Fig. 1 is an electric circuit diagram showing an embodiment of the present invention, Fig. 2 is a front view showing a specific configuration of a part of Fig. 1, and Fig. 3 is a sectional view taken along the line - - of Fig. 2. It is. 2... Frequency divider, 3... Counter, 4... Decoder, 5... Comparison circuit, 6... Gate circuit, 7...

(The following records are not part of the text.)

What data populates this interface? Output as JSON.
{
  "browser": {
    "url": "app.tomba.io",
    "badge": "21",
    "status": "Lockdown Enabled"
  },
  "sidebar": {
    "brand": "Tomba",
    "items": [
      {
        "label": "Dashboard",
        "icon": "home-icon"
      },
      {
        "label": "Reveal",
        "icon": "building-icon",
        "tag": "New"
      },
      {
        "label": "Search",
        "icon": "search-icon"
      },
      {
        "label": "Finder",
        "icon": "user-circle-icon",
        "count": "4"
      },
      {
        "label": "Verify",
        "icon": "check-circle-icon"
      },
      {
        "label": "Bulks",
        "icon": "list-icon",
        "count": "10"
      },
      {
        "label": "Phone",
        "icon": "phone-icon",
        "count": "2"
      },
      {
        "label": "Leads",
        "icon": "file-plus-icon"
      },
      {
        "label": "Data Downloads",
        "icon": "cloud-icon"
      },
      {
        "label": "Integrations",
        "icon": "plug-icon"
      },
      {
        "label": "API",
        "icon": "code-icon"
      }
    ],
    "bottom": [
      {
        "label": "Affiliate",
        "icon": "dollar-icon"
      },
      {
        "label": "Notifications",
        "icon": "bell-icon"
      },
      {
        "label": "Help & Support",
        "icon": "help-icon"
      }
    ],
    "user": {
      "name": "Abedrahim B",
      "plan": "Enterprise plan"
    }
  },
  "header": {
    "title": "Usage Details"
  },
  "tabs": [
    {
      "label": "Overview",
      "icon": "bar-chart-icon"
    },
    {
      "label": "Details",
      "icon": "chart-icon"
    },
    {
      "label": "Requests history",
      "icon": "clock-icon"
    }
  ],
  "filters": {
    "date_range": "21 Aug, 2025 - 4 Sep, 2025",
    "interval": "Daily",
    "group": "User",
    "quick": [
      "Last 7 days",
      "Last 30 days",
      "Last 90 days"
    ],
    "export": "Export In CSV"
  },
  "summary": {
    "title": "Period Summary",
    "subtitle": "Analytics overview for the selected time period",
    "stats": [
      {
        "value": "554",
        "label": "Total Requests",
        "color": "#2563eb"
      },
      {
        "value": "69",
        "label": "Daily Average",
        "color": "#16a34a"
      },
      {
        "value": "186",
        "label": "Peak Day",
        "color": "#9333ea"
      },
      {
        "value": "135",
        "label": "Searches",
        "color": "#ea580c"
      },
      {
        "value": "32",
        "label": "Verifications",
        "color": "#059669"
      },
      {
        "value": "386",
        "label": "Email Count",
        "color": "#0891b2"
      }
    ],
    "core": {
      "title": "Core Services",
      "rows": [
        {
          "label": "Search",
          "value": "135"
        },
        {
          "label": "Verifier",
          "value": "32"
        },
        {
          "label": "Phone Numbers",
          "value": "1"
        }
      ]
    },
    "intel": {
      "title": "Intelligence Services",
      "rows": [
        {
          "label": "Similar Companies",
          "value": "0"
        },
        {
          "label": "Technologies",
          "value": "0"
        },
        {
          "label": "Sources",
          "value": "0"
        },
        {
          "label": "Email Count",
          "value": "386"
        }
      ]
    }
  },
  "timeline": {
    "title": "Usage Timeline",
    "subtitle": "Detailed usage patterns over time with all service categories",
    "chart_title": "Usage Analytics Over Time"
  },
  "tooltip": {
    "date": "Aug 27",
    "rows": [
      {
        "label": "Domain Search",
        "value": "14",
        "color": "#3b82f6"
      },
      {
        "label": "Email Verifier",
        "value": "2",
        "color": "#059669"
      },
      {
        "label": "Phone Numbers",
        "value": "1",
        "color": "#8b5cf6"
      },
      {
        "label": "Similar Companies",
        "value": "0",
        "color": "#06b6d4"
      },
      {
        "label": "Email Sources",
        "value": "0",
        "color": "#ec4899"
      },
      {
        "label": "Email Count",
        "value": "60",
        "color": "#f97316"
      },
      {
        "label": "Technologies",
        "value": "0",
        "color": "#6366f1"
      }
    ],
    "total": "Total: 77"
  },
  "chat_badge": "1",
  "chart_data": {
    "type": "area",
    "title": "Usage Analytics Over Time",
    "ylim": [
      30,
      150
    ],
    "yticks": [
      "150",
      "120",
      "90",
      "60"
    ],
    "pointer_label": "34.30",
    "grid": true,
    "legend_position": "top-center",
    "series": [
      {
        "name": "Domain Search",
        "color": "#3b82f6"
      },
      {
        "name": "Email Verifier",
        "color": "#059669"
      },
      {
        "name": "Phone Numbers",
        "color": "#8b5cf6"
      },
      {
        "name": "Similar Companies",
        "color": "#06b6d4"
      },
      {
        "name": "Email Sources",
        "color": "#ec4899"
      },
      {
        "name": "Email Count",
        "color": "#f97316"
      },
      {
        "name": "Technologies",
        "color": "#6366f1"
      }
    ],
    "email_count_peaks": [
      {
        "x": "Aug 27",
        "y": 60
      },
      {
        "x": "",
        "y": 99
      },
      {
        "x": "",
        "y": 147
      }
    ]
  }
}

Measuring circuit, 8... Setting circuit, 9... Comparing circuit, 1
0...Charging circuit, _D1 ~D _o ...Diode, _R1 ~
R _o-1 ...Resistance.

Claims (1)

[Claims] 1. A voltage generating circuit that gradually increases the output voltage upon arrival of a start command; and a resistor whose one end is connected to the output of the voltage generating circuit and whose other end is held at a desired potential. a first means connecting each of the plurality of input terminals to a desired potential terminal via a diode and a conductive film that is destroyed by a set voltage; an insulating film interposed between each, a frequency divider that divides the reference frequency, a control means that adjusts the output frequency of the frequency divider according to the potential of the input terminal of the first means, and a frequency divider that divides the reference frequency; It consists of a measuring means for measuring the output frequency of the frequency generator, a setting means for setting a target frequency value, and a comparing means for comparing the measured value by the measuring means with the target frequency value, and a matching output is obtained from the comparing means. An output frequency adjustment device for a frequency divider, characterized in that the output voltage from the voltage generation circuit is stopped when the voltage generation circuit occurs.